Just Minding Her Own Business…

My favourite is the one that has a large and heavy case which, for security, they keep between their feet; in an entrance-way; on a commuter train. And they have the gall to suggest that Britain’s dumbing down! They haven’t seen the start of it! I’m amazed we’ve even got enough collective consciousness left to tie our own shoe laces. Today I had to get my bike on the train past some klutz in a red coat who’d found such a prime location, right in the middle of a narrow doorway that she had got in the way of a woman with a pushchair and a guy with a bike getting off and me getting on. Why?! How could she not see how awkward and in the way she was? Was the constant bumping and jostling and people looking her in the face and tutting and sighing and saying “excuse me” or “d’uh!” not enough to tell her “GET OUT OF THE WAY!!!”?

I suppose if it was pelting down with rain that it might be understandable if people were sheltering in shop doorways but these people seem to do it as a social activity, meeting up with their friends in order to swell their own execrable ranks. How can they seem genuinely put out when you ask them to move? With all the tutting and sighing and rolling of eyes it’s as if they’re doing you a favour. Yeah, thanks for that! Owe you one mate, a big one. It’s enough to send a semi-comatose narcoleptic into conniptions so how on earth your friendly neighbourhood fuming misanthrope is supposed to cope I just don’t know!

So Kate Moss says “Nothing tastes as good as skinny feels” and once again we’re treated to tabloid OUTRAGE as super skinny models make young girls anorexic.
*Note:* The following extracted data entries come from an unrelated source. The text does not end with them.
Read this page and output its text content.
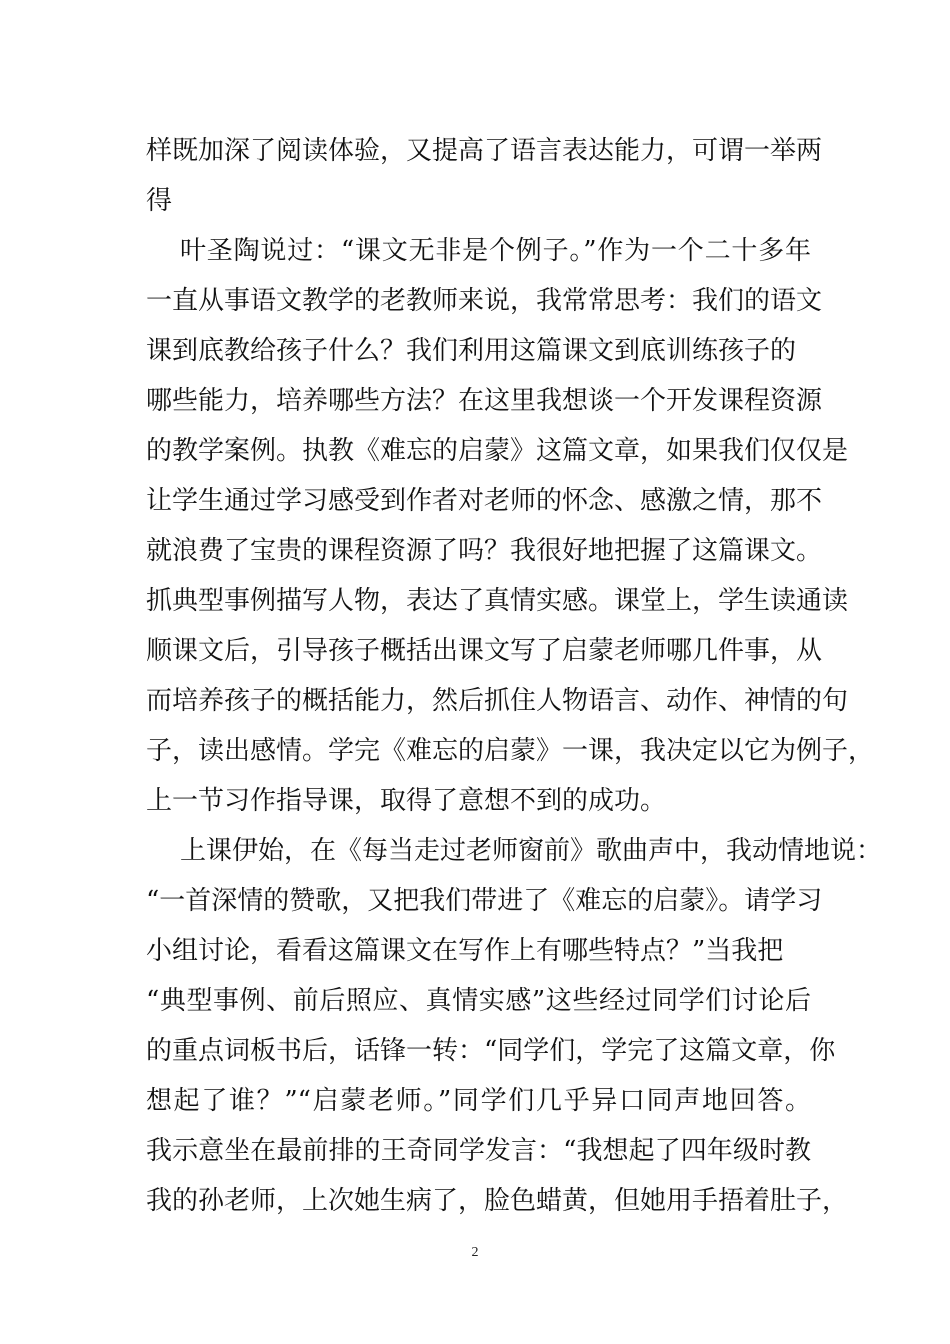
样既加深了阅读体验，又提高了语言表达能力，可谓一举两
得
叶圣陶说过：“课文无非是个例子。”作为一个二十多年
一直从事语文教学的老教师来说，我常常思考：我们的语文
课到底教给孩子什么？我们利用这篇课文到底训练孩子的
哪些能力，培养哪些方法？在这里我想谈一个开发课程资源
的教学案例。执教《难忘的启蒙》这篇文章，如果我们仅仅是
让学生通过学习感受到作者对老师的怀念、感激之情，那不
就浪费了宝贵的课程资源了吗？我很好地把握了这篇课文。
抓典型事例描写人物，表达了真情实感。课堂上，学生读通读
顺课文后，引导孩子概括出课文写了启蒙老师哪几件事，从
而培养孩子的概括能力，然后抓住人物语言、动作、神情的句
子，读出感情。学完《难忘的启蒙》一课，我决定以它为例子，
上一节习作指导课，取得了意想不到的成功。
上课伊始，在《每当走过老师窗前》歌曲声中，我动情地说：
“一首深情的赞歌，又把我们带进了《难忘的启蒙》。请学习
小组讨论，看看这篇课文在写作上有哪些特点？”当我把
“典型事例、前后照应、真情实感”这些经过同学们讨论后
的重点词板书后，话锋一转：“同学们，学完了这篇文章，你
想起了谁？”“启蒙老师。”同学们几乎异口同声地回答。
我示意坐在最前排的王奇同学发言：“我想起了四年级时教
我的孙老师，上次她生病了，脸色蜡黄，但她用手捂着肚子，
2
Except Kate isn’t that thin any more & the problem of obesity is far more common and threatening more lives in the west than a few  girls taking skipping lunch to its illogical conclusion.
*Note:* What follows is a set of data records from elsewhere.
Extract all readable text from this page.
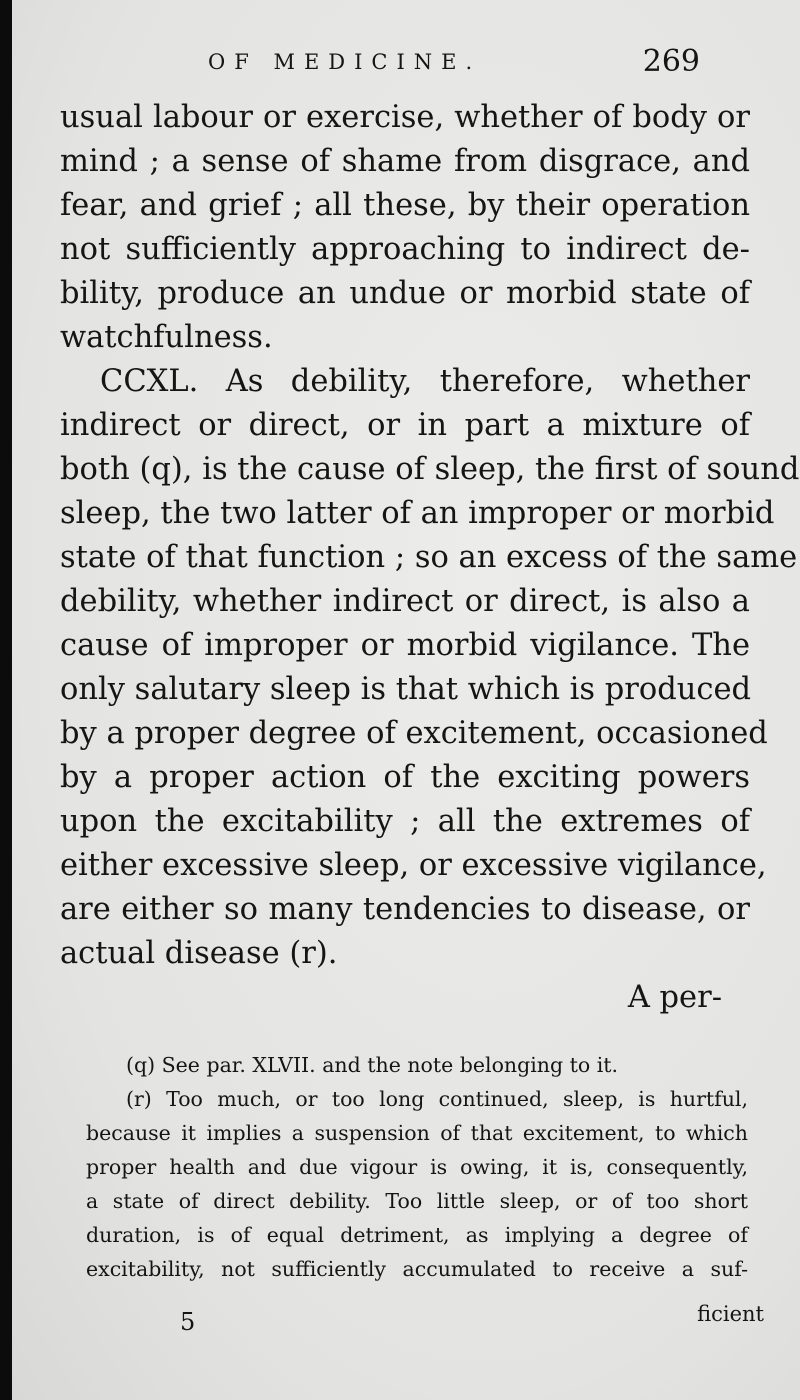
OF MEDICINE.	269
usual labour or exercise, whether of body or
mind ; a sense of shame from disgrace, and
fear, and grief ; all these, by their operation
not sufficiently approaching to indirect de-
bility, produce an undue or morbid state of
watchfulness.
CCXL. As debility, therefore, whether
indirect or direct, or in part a mixture of
both (q), is the cause of sleep, the first of sound
sleep, the two latter of an improper or morbid
state of that function ; so an excess of the same
debility, whether indirect or direct, is also a
cause of improper or morbid vigilance. The
only salutary sleep is that which is produced
by a proper degree of excitement, occasioned
by a proper action of the exciting powers
upon the excitability ; all the extremes of
either excessive sleep, or excessive vigilance,
are either so many tendencies to disease, or
actual disease (r).
A per-
(q) See par. XLVII. and the note belonging to it.
(r) Too much, or too long continued, sleep, is hurtful,
because it implies a suspension of that excitement, to which
proper health and due vigour is owing, it is, consequently,
a state of direct debility. Too little sleep, or of too short
duration, is of equal detriment, as implying a degree of
excitability, not sufficiently accumulated to receive a suf-
5	ficient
It’s easy to blame slender models for the apparent increase in childhood anorexia and eating disorders as well as body dysmorphia but that’s simply shooting at the most obvious target until you actually look a little deeper.
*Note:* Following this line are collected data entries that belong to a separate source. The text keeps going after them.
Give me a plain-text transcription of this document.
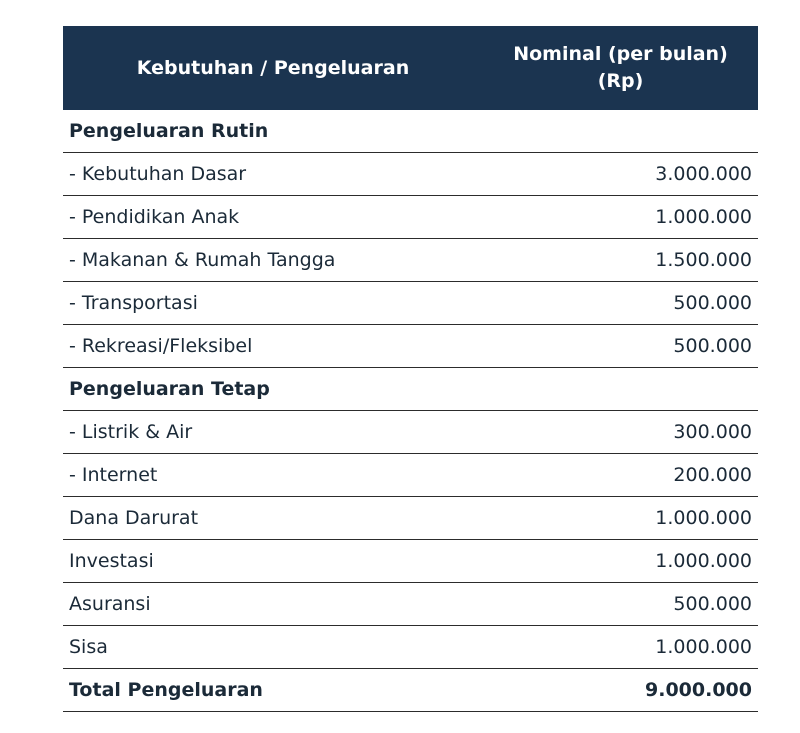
Kebutuhan / Pengeluaran	Nominal (per bulan) (Rp)
Pengeluaran Rutin	
- Kebutuhan Dasar	3.000.000
- Pendidikan Anak	1.000.000
- Makanan & Rumah Tangga	1.500.000
- Transportasi	500.000
- Rekreasi/Fleksibel	500.000
Pengeluaran Tetap	
- Listrik & Air	300.000
- Internet	200.000
Dana Darurat	1.000.000
Investasi	1.000.000
Asuransi	500.000
Sisa	1.000.000
Total Pengeluaran	9.000.000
Designers use extremely thin models for their haute couture ranges and runway shows it’s true but what girls are interested in high end fashion when their pocket money will barely stretch to buying more than a few bits from Primark, let alone titles such as Vogue or Harpers?

It’s still more or less acceptable in many areas to point and laugh at fatties trundling down the street and the very fat are something of a curiosity, they draw our attention whether we like to admit it or not. Our governments try to tell us to eat healthily and everyone knows that to have a slender body is to have a healthy body but the message is not getting across. In a recent survey in Scotland it was revealed that some parents thought that a can of Coke or a bag of chips counted toward their ‘five a day’- a programme set up by central government to get people eating at least 5 pieces of fruit or vegetables every day.

While the powers that be are trying to convince us that obesity is becoming an epidemic and yet information is so thin on the ground is it any surprise that children are confusing the message and becoming dangerously thin while there’s a constant soundtrack murmuring ‘Britain’s getting fatter, loose more weight’?

Much as we need to stop blaming the overweight for their own failings when it comes to moderate portion sizes we should also stop blaming the thin for promoting the idea of thinness as ideal. By the very nature of their title models have bodies that others strive toward. Models shouldn’t be the spokespeople for any agenda, they’re there to look pretty. If you’ve ever been caught in conversation with a model you’ll know it’s almost, but not quite as soul destroying as time spent with an actor or musician, the more successful they are the more vapid, insular, self delusional and short sighted -in terms of world view- they become, hardly a great ambassador for any cause and certainly not for something as important as the younger generation’s long term health.